Due to the rotation of the plunger 24, the resin material around the plunger 24 is homogenized and the passage of the material is prevented from being shortened. Further, the pressing action of the stuffer plunger 30 and the rotating action of the plunger 24 cause the material to be
4, the material is pushed in such a manner that it does not pass only through the upper material passage 70 of the plunger 24 but also around the lower material passage 70 of the plunger 24, and the material is pushed from the lower side to the upper side of the plunger 24 or the upper side. Since it is sent while also wrapping around from the bottom to the lower side, the entire circumference of the barrel 22 can be smoothly transferred without staying in the barrel 22 even if the material is difficult to flow or the material is hard to flow.
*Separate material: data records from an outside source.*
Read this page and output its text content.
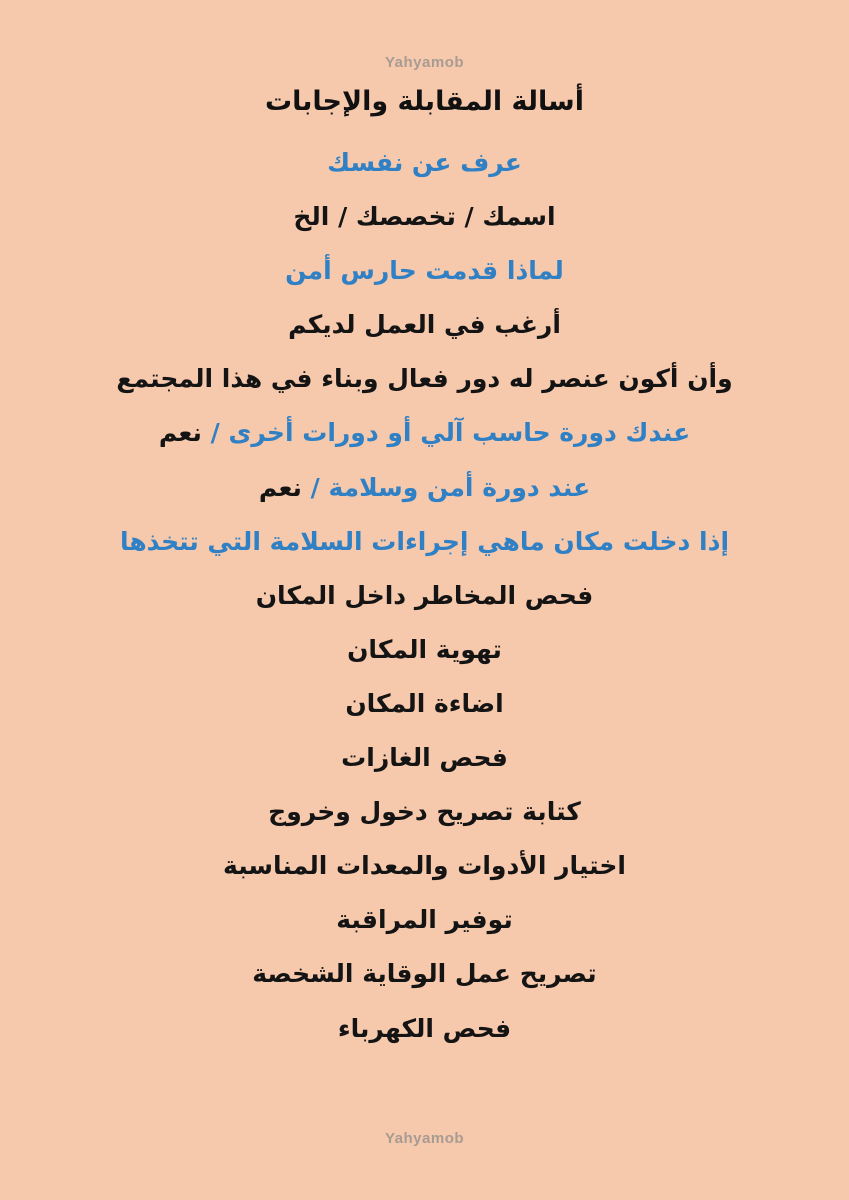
Yahyamob
أسالة المقابلة والإجابات
عرف عن نفسك
اسمك / تخصصك / الخ
لماذا قدمت حارس أمن
أرغب في العمل لديكم
وأن أكون عنصر له دور فعال وبناء في هذا المجتمع
عندك دورة حاسب آلي أو دورات أخرى / نعم
عند دورة أمن وسلامة / نعم
إذا دخلت مكان ماهي إجراءات السلامة التي تتخذها
فحص المخاطر داخل المكان
تهوية المكان
اضاءة المكان
فحص الغازات
كتابة تصريح دخول وخروج
اختيار الأدوات والمعدات المناسبة
توفير المراقبة
تصريح عمل الوقاية الشخصة
فحص الكهرباء
Yahyamob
[Effect] With the configuration as described above, even if the material is pressed and supplied from the stuffer 27 into the barrel 22 with a high supply pressure, the plunger 24 is held by the convex portion 25 and the pin-shaped projection 32. Since it is supported, the bending stress on the plunger 24 is reduced. Also, the stress of the convex portion 25 is reduced,
The galling is prevented, the retraction resistance of the plunger 24 is reduced, and the damage of the glass fiber contained in the material is also reduced.

[Brief description of drawings]

1 is an overall longitudinal sectional view showing an embodiment of the present invention, FIG. 2 is an enlarged sectional view of a plunger portion of FIG. 1, FIG. 3 is an enlarged sectional view of the same plunger portion, and FIG. IV- in the figure
Sectional views taken along line IV, FIG. 5, FIG. 6 and FIG. 7 are sectional views showing the prior art. 8 is a partially enlarged sectional view of FIG. 7, and FIG. 8 (b) is an axial front view of FIG. 8 (a). 22 ... Barrel, 23 ... Check ring, 24 ... Plunger, 27 ... Staffer, 30 ... Staffer plunger, 32 ... Pin-shaped projection, 70 ... Material passage.

Claims (1)

[Claims] 1. A barrel having an injection port at the tip and a material inlet at the rear side, and a barrel inserted into the barrel, forming a material passage between its peripheral surface and the barrel inner peripheral surface. A plunger having a diameter and a rear end side thereof connected to a drive device to reciprocate in the barrel; a material pressing and supplying device connected to a material inlet portion of the barrel; and a material flow path in the barrel. And a material backflow prevention mechanism provided on the plunger, which is used in combination with the material backflow prevention mechanism, the pin-shaped projection for supporting the plunger against the inner peripheral surface of the barrel being provided on the plunger. Molding machine.